Vertex Pharmaceuticals made its name and fortune by developing ever more effective medicines for the rare disease cystic fibrosis. On Monday, the biotechnology company disclosed two setbacks that suggest one of its next targets for a similarly iterative approach to innovation, pain, may not go as smoothly as it and investors had hoped.
Alongside earnings for the second quarter, Vertex disclosed that a successor drug to its pioneering pain medicine Journavx, which was approved this January in the U.S., failed to meet its main goal in a mid-stage clinical trial. As a result, Vertex will no longer advance this follow-on compound, dubbed VX-993, into pivotal testing for acute pain treatment on its own.
At the same time, Vertex informed investors it would not start a late-stage study of Journavx in a form of sciatica, after the Food and Drug Adminsitration indicated an expanded approval in peripheral neuropathic pain would be unlikely. The company had aimed to use data from testing in sciatica and an ongoing study in diabetic neuropathy to widen Journavx’s use beyond the acute pain indication it currently holds.
“While a broad [peripheral neuropathic pain] label remains our goal, at this time the FDA does not see a path to a broad indication as such,” said CEO Reshma Kewalramani on a Monday evening call with investors.
Instead, Vertex will start a second Phase 3 trial in diabetic neuropathy to eventually support an approval application there. According to estimates recently cited by Vertex, about 2.4 million people in the U.S. have diabetic neuropathy — about one-fifth the 11 million or so people who have peripheral neuropathic pain, which includes sciatica and other types of chronic nerve pain.
Shares in Vertex fell by more than 14% in post-market trading Monday on the news, which, if sustained, would translate to erasure of about $17 billion in market capitalization.
Pain is one of many research directions Vertex is pursuing as it seeks to become bigger than the cystic fibrosis medicines that made it one of biotech’s most valuable companies. But it’s arguably the company’s highest profile bet, as Journavx offers an alternative to the powerful, but dangerously addictive opioid painkillers that have claimed hundreds of thousands of lives in the U.S.
Journavx works differently, in ways that are not thought to be similarly habit-forming. While the medicine proved effective at dulling the sharp and stabbing pain that can occur after surgeries like a bunion removal or “tummy tuck,” data from testing showed it to be about as potent as a weak opioid.
Still, analysts have penciled in billions of dollars for future Journavx sales, seeing a large market in post-surgery therapy that could later be expanded to include chronic pain treatment.
Getting to that goal now looks like it will require more time and more testing. Vertex aims to finish enrolling both diabetic neuropathy studies by the end of next year and intends to keep engaging the FDA on paths toward an expansive peripheral neuropathic pain label.
In a note to clients, RBC Capital Markets analyst Brian Abrahams said Monday’s update eliminates a “blue sky” scenario for Vertex.
The study failure for VX-993, meanwhile, weakens Vertex’s argument that the company can improve on Journvax’s effectiveness with successive compounds, as it did in cystic fibrosis.

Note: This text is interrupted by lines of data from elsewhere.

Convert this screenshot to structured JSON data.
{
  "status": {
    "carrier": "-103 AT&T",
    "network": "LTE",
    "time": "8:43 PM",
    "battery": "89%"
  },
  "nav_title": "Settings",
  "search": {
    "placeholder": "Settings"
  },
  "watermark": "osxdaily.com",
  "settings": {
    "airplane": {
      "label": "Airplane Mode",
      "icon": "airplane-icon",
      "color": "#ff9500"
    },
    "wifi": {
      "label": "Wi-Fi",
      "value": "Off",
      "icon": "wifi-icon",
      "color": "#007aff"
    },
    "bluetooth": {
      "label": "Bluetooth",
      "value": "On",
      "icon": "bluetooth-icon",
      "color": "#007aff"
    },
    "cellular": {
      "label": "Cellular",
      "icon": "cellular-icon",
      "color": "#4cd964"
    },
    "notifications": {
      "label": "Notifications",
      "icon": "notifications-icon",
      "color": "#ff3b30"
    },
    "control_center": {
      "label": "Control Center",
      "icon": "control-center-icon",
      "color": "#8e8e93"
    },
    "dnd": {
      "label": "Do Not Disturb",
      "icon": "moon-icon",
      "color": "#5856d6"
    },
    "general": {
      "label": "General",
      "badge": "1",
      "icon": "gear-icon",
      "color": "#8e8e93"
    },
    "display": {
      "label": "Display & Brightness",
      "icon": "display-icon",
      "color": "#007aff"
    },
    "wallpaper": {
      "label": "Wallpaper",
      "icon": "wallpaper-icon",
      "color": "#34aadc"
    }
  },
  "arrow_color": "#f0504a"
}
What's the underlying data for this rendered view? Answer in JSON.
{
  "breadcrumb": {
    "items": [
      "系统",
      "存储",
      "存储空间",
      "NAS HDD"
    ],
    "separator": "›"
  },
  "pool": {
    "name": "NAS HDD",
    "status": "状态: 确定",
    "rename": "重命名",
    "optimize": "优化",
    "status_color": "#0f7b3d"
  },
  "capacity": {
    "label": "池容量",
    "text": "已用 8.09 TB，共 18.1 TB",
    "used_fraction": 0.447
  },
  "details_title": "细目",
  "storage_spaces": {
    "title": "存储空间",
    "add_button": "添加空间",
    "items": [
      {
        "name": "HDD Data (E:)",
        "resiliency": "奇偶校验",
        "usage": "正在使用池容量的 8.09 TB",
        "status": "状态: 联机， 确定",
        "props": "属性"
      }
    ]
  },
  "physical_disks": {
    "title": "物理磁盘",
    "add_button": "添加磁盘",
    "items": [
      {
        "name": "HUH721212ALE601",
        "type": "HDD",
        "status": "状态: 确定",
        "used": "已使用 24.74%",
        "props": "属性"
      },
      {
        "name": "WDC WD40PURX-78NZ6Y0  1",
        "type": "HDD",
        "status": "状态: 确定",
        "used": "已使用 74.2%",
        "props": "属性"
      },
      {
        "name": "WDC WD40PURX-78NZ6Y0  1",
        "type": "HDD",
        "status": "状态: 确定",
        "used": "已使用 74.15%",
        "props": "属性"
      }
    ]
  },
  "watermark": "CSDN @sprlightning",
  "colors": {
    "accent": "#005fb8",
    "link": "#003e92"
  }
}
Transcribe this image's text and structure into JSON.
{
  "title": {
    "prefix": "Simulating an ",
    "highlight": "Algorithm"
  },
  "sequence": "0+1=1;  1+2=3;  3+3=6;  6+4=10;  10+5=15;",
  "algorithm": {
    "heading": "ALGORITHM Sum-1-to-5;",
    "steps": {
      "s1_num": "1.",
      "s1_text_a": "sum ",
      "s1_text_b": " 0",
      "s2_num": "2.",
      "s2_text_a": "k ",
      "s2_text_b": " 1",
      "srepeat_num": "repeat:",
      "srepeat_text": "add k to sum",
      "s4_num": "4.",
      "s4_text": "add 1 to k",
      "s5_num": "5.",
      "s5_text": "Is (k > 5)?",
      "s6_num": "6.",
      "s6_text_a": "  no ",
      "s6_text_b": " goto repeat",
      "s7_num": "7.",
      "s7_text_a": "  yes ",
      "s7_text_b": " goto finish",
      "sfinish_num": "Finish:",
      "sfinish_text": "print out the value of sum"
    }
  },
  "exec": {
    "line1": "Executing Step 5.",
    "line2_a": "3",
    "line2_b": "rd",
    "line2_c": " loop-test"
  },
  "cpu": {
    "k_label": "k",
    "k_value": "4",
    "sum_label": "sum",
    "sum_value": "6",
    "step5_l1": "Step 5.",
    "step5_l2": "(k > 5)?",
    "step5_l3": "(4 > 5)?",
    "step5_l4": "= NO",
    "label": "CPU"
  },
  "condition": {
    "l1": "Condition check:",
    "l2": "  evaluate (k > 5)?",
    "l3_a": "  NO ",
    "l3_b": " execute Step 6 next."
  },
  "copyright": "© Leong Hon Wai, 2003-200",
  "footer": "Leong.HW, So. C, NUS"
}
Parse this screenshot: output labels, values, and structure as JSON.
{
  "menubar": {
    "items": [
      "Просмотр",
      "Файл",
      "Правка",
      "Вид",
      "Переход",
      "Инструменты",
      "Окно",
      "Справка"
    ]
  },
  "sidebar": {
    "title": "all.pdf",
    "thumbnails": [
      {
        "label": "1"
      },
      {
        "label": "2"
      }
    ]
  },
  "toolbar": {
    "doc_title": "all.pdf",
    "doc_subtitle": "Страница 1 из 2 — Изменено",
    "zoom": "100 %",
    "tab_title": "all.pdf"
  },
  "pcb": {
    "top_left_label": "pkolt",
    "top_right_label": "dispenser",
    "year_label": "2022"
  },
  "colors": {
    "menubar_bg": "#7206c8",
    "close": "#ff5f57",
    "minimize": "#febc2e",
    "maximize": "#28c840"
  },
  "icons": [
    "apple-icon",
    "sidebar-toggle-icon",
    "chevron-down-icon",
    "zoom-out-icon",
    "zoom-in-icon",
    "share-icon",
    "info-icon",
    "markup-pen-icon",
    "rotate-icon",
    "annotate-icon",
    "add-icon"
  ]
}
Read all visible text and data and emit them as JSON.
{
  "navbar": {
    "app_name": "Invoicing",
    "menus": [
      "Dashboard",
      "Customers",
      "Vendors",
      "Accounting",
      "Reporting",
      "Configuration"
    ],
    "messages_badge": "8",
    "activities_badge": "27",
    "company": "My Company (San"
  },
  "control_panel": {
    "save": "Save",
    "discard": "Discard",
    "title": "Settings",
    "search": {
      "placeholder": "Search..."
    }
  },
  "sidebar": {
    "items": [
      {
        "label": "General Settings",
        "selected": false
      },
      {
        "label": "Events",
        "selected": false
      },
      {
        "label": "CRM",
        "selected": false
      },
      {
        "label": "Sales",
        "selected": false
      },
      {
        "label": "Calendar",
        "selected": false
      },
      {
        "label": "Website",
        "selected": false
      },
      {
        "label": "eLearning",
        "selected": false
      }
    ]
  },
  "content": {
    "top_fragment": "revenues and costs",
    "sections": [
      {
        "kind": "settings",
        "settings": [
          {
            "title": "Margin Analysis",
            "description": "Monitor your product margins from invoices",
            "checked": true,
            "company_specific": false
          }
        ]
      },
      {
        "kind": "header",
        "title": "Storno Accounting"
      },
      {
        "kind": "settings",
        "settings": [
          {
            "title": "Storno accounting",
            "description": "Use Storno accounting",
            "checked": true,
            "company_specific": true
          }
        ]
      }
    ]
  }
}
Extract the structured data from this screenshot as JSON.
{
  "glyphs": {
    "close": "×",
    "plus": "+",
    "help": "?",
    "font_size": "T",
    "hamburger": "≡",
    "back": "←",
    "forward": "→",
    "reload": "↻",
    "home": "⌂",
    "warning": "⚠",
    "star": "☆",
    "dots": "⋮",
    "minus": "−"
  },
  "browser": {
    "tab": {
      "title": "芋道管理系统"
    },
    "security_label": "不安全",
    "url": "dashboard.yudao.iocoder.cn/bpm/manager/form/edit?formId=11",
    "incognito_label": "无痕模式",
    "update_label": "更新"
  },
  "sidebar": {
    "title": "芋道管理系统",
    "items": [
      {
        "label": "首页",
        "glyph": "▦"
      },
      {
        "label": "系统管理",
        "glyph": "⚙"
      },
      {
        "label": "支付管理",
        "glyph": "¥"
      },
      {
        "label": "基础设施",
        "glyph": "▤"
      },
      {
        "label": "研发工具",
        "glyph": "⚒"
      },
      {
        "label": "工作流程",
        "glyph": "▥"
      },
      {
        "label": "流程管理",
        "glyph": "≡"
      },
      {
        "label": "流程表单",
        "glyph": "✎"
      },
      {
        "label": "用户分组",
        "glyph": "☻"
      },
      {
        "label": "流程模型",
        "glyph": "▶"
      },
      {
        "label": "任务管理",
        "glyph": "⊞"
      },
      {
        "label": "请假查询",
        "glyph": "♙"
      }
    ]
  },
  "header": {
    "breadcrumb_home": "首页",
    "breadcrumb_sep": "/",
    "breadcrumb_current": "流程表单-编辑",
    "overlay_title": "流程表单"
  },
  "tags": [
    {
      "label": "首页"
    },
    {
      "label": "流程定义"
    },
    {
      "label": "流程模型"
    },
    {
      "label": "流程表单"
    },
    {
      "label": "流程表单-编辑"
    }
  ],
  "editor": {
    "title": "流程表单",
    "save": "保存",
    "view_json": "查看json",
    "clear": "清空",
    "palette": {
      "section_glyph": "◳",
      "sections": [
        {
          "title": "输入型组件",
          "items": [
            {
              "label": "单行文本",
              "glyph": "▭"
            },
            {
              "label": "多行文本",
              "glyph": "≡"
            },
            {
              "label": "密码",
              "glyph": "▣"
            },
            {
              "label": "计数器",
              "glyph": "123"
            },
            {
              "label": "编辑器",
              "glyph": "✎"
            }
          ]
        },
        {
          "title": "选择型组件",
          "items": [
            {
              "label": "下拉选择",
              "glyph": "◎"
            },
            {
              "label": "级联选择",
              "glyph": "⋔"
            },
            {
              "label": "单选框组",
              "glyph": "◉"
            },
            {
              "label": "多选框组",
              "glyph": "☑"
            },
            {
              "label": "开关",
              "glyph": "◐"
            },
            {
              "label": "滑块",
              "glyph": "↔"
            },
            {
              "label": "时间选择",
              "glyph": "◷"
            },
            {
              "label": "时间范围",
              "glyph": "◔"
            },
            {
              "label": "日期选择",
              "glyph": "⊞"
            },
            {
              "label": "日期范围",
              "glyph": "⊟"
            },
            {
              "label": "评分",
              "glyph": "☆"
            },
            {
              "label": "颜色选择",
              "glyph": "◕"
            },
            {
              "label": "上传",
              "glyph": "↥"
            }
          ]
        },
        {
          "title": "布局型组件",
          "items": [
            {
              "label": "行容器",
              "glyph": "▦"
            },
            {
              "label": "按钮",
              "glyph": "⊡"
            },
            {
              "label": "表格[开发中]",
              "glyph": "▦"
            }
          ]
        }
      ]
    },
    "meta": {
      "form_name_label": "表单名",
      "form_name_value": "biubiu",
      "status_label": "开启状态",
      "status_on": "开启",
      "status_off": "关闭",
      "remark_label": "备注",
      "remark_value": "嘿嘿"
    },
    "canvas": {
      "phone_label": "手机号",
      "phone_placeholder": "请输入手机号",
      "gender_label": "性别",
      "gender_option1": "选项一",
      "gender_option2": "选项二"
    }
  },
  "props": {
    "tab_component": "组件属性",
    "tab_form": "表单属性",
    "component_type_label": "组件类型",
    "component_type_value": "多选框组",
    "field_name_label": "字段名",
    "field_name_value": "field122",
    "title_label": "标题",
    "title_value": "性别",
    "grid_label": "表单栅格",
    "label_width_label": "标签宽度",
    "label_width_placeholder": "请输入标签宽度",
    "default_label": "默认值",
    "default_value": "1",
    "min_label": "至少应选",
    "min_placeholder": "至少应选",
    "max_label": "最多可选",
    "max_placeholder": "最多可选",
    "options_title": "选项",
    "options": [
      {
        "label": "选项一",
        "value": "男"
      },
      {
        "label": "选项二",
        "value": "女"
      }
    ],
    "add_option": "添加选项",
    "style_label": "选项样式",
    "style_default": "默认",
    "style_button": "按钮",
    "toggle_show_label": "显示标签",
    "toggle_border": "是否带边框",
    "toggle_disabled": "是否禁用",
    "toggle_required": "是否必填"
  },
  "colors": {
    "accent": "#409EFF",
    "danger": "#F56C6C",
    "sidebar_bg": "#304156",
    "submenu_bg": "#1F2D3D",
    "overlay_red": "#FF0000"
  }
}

The news, Abrahams wrote, “reduces any potential halo effect around the pain franchise and underscores that it may be more challenging than some expected to iterate and improve upon [Journavx].”
Paul Matteis, an analyst at Stifel, told his bank’s clients in a separate note that VX-993’s failure hints Vertex “may have nearly maximized the efficacy” it can extract from the way Journavx works, which is by blocking pain-regulating proteins known as NaV1.8.
Kewalramani acknowledged that possibility on Monday’s call. “The outcome of the study combined with the totality of evidence from our preclinical models and previous NaV1.8 inhibitor clinical studies in acute pain suggest we are at the high end of the NaV1.8 dose response curve for acute pain in the post-bunionectomy setting.”
Vertex continues to enroll a Phase 2 study testing VX-993 in diabetic neuropathic pain. And it could still combine the compound with other molecules that target a related protein called NaV1.7.
Yet the setbacks mean investor focus will fall more squarely on Journavx’s performance on the market. There, Vertex reported $12 million in sales during the three-month period between April and June, beating Wall Street forecasts by several million dollars. More than 111,000 prescriptions have been written for the drug since it became available at pharmacies in early March, Vertex said.